Sinpro/RS: Poliomielite pode causar surtos no Brasil

Meio milhão de crianças não receberam a vacina contra a poliomielite no país. Fake news, acomodação e cultura antivacina estão entre as causas

A poliomielite ainda ameaça meio milhão de crianças brasileiras ainda não vacinadas, o que pode causar novos surtos. Em 2020, o Brasil voltou à lista dos oito países da América Latina (Bolívia, Brasil, Equador, Guatemala, República Dominicana, Suriname e Venezuela) com alto risco da volta da doença.

Um dos responsáveis pela erradicação da poliomielite no país, o pesquisador Akira Homma, registra que o Brasil hoje se encontra com um dos índices mais baixos de sua história na imunização contra a pólio vírus, em média 68% nos últimos quatro anos.

Em 2021 a cobertura foi de 59,19%. Muito abaixo do ideal que é 95%.

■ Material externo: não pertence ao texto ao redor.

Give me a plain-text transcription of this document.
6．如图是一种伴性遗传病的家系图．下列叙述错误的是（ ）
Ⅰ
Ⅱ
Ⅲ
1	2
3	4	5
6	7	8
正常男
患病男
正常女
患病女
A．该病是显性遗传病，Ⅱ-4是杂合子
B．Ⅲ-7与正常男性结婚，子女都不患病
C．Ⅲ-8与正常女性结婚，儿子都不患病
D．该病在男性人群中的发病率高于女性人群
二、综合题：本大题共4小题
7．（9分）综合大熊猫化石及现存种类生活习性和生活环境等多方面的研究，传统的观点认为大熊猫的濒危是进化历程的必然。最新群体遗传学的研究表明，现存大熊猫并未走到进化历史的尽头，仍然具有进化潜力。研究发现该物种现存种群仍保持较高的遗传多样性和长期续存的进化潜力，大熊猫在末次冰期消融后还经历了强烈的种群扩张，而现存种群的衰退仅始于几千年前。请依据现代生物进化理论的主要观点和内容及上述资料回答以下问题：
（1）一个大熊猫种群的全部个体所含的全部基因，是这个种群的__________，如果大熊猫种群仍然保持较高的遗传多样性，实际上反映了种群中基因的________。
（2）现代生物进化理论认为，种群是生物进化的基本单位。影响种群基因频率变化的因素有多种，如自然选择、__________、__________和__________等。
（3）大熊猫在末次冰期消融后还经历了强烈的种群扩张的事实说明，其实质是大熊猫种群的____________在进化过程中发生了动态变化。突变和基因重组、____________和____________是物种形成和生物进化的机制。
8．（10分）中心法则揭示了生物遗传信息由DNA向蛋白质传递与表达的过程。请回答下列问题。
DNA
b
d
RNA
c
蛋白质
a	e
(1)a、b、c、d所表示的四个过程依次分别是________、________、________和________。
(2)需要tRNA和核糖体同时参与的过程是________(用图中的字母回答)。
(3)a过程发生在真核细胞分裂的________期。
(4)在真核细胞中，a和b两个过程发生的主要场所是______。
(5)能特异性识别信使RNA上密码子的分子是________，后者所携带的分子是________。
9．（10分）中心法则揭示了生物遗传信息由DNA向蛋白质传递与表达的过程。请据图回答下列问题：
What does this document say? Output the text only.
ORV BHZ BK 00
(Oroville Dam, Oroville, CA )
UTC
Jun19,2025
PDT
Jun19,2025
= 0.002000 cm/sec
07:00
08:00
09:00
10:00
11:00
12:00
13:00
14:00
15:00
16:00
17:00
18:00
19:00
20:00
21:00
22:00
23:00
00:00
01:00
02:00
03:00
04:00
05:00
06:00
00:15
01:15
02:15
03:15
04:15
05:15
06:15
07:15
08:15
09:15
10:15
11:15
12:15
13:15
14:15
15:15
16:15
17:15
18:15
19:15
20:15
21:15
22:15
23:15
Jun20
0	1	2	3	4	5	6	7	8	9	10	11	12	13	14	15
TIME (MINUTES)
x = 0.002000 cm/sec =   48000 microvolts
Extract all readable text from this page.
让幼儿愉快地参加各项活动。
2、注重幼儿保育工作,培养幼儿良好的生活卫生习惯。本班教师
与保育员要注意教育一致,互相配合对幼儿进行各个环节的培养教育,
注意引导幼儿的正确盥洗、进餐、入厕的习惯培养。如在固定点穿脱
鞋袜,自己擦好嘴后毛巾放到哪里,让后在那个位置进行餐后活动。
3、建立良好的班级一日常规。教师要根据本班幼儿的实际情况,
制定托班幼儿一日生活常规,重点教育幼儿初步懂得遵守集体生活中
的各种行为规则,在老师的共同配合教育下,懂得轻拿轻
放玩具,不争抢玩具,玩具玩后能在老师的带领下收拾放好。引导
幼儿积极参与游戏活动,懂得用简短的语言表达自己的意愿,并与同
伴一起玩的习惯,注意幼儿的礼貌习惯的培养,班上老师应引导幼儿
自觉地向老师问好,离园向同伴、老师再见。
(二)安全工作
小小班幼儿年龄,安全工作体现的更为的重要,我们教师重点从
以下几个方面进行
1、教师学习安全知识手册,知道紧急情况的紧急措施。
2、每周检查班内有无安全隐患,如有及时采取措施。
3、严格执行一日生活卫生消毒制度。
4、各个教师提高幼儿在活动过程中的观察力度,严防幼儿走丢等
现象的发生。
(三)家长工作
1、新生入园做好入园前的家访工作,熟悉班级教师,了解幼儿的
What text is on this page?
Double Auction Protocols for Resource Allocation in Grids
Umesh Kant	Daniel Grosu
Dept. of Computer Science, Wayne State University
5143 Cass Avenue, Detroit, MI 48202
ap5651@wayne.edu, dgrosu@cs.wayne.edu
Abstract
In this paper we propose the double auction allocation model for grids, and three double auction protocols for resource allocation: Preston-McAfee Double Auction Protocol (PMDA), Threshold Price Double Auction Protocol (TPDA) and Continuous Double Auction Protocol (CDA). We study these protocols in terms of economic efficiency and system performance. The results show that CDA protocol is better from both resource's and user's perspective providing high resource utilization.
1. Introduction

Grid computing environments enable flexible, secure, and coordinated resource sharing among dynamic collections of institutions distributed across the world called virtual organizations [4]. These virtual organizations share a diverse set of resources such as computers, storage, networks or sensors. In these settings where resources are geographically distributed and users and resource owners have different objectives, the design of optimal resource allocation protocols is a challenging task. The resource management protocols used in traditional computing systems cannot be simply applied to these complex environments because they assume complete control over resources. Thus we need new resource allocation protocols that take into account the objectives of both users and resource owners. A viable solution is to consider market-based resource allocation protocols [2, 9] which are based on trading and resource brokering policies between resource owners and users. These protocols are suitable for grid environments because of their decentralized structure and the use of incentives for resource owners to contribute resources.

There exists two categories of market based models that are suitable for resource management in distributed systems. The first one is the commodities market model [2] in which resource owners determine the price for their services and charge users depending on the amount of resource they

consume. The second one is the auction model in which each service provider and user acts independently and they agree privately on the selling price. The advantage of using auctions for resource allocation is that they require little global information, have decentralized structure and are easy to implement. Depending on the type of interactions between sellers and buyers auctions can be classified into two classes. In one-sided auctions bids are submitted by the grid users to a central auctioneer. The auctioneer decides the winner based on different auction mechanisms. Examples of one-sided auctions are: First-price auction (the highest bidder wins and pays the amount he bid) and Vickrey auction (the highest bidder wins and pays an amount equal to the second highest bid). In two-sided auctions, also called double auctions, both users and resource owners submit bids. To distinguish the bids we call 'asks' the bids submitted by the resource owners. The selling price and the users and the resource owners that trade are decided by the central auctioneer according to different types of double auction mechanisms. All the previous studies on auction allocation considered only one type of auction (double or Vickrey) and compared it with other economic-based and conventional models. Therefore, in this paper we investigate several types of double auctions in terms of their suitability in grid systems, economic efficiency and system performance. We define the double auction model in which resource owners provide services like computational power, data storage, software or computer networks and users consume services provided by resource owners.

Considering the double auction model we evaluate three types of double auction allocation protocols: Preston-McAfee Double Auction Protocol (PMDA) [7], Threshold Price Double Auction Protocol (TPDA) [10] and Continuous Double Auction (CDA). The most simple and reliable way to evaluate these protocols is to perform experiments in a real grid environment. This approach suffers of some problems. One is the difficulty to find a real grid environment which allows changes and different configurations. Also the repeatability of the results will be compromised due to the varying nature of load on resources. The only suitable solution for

“Hoje, no país, temos 500 mil crianças que não foram vacinadas”, fala. O último caso de poliomielite vírus selvagem foi registrado no Brasil em 1989, na cidade de Sousa, Paraíba.

Bio-Manguinhos

Homma foi fundador e diretor por muitos anos do Instituto de Tecnologia em Imunobiológicos (Bio-Manguinhos), que é a unidade da Fundação Oswaldo Cruz (Fiocruz) responsável por pesquisa, inovação, desenvolvimento tecnológico e pela produção de vacinas, kits para diagnóstico e biofármacos voltados para atender prioritariamente às demandas da saúde pública nacional.

Ali fica o complexo Tecnológico de Vacinas (CTV) do Instituto, um dos maiores centros de produção da América Latina, instalado no campus da Fiocruz, garante a autossuficiência em vacinas essenciais para o calendário básico de imunização do Ministério da Saúde (MS).

Atualmente, ele atua como assessor científico sênior da Bio-Manguinhos.

Poliomielite pode seguir tendência do sarampo

“O sarampo já voltou e está presente em praticamente todas as regiões do país. A eliminação que aconteceu em 2018 voltou pelo Norte, com a migração de venezuelanos infectados e se espalhou pelo país porque havia muitos suscetíveis, não protegidos”, registra.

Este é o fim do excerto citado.